Между тем послали за Матрешей с приказанием от барыни "тащить ее хоть полумертвую". Приказание было исполнено, и вскоре в комнату вошла Матреша, сопровождаемая матерью, дрожащая от страха, покрытая позором, несчастная до последней крайности… Она в оцепенении остановилась у дверей.
- Подойди поближе, красавица! - прошипела Анна Федоровна.
Матреша не двигалась.
- Подойди, барыня зовет, - тихо проговорила ей мать, утирая рукавом неудержимо лившиеся слезы.
Матреша автоматически сделала шаг вперед.
- Ты это барыню вздумала обманывать? Ты это за все барышнины милости так себя довела? Хорошо, голубушка! прекрасно! Признайся, винись сейчас, бестия! - закричала Анна Федоровна таким страшным голосом, стуча кулаками по столу, что Матреша невольно вместе с матерью повалилась ей в ноги.
- А ты любуйся на дочку! - продолжала Анна Федоровна, обращаясь к Мавре, немного успокоенной этим знаком покаяния и покорности, - хорошо воспитала! бесстыжая твоя рожа! да еще и покрывает!
- Матушка! то же своя кровь, кому свое детище не жаль?
- Еще ты смеешь это говорить!

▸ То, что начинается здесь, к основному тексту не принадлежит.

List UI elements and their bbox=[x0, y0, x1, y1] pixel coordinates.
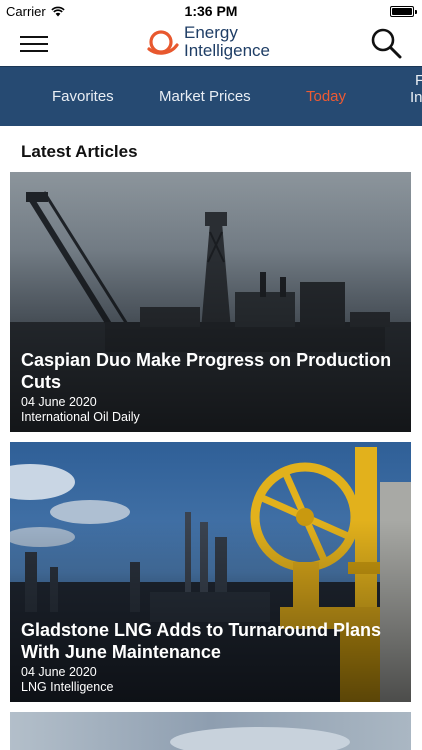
category-tab-bar: Favorites Market Prices Today F In bbox=[0, 66, 422, 126]
brand-name: Energy Intelligence bbox=[184, 24, 270, 60]
brand-line-1: Energy bbox=[184, 23, 238, 42]
tab-partial-line-2: In bbox=[410, 89, 422, 106]
brand-logo: Energy Intelligence bbox=[146, 24, 270, 60]
article-card[interactable]: Gladstone LNG Adds to Turnaround Plans W… bbox=[10, 442, 411, 702]
status-bar: Carrier 1:36 PM bbox=[0, 0, 422, 22]
battery-icon bbox=[390, 6, 417, 17]
tab-partial-line-1: F bbox=[410, 72, 422, 89]
article-date: 04 June 2020 bbox=[21, 395, 97, 409]
tab-today[interactable]: Today bbox=[306, 88, 346, 105]
article-image-partial bbox=[10, 712, 411, 750]
article-text: Caspian Duo Make Progress on Production … bbox=[21, 349, 401, 425]
article-title[interactable]: Caspian Duo Make Progress on Production … bbox=[21, 349, 401, 393]
latest-articles-heading: Latest Articles bbox=[21, 142, 138, 161]
article-source: International Oil Daily bbox=[21, 410, 140, 424]
hamburger-menu-icon[interactable] bbox=[20, 34, 48, 52]
tab-partial-next[interactable]: F In bbox=[410, 72, 422, 106]
tab-favorites[interactable]: Favorites bbox=[52, 88, 114, 105]
brand-line-2: Intelligence bbox=[184, 41, 271, 60]
article-date: 04 June 2020 bbox=[21, 665, 97, 679]
nav-bar: Energy Intelligence bbox=[0, 22, 422, 66]
article-text: Gladstone LNG Adds to Turnaround Plans W… bbox=[21, 619, 401, 695]
article-card[interactable]: Caspian Duo Make Progress on Production … bbox=[10, 172, 411, 432]
search-icon[interactable] bbox=[370, 27, 402, 59]
article-title[interactable]: Gladstone LNG Adds to Turnaround Plans W… bbox=[21, 619, 401, 663]
status-time: 1:36 PM bbox=[184, 3, 238, 19]
energy-intelligence-logo-icon bbox=[147, 30, 179, 55]
tab-market-prices[interactable]: Market Prices bbox=[159, 88, 251, 105]
article-source: LNG Intelligence bbox=[21, 680, 114, 694]
article-card-partial[interactable] bbox=[10, 712, 411, 750]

Да я барыня, а сделай-ка это моя дочь - я бы ее на порог не пустила.
Во все продолжение этой возмутительной сцены в Маше происходило что-то странное: неумолимое чувство жестокого осуждения, заодно с матерью, бушевало в ее оскорбленном сердце. И хоть она все время сидела отвернувшись к окну, но не могла отказать себе в наслаждении упиться чувством удовлетворенного мщения. Это было дикое, темное чувство неразвитой души, не испытавшей положительного, глубокого горя, не чуявшей еще великой тайны любви и прощения.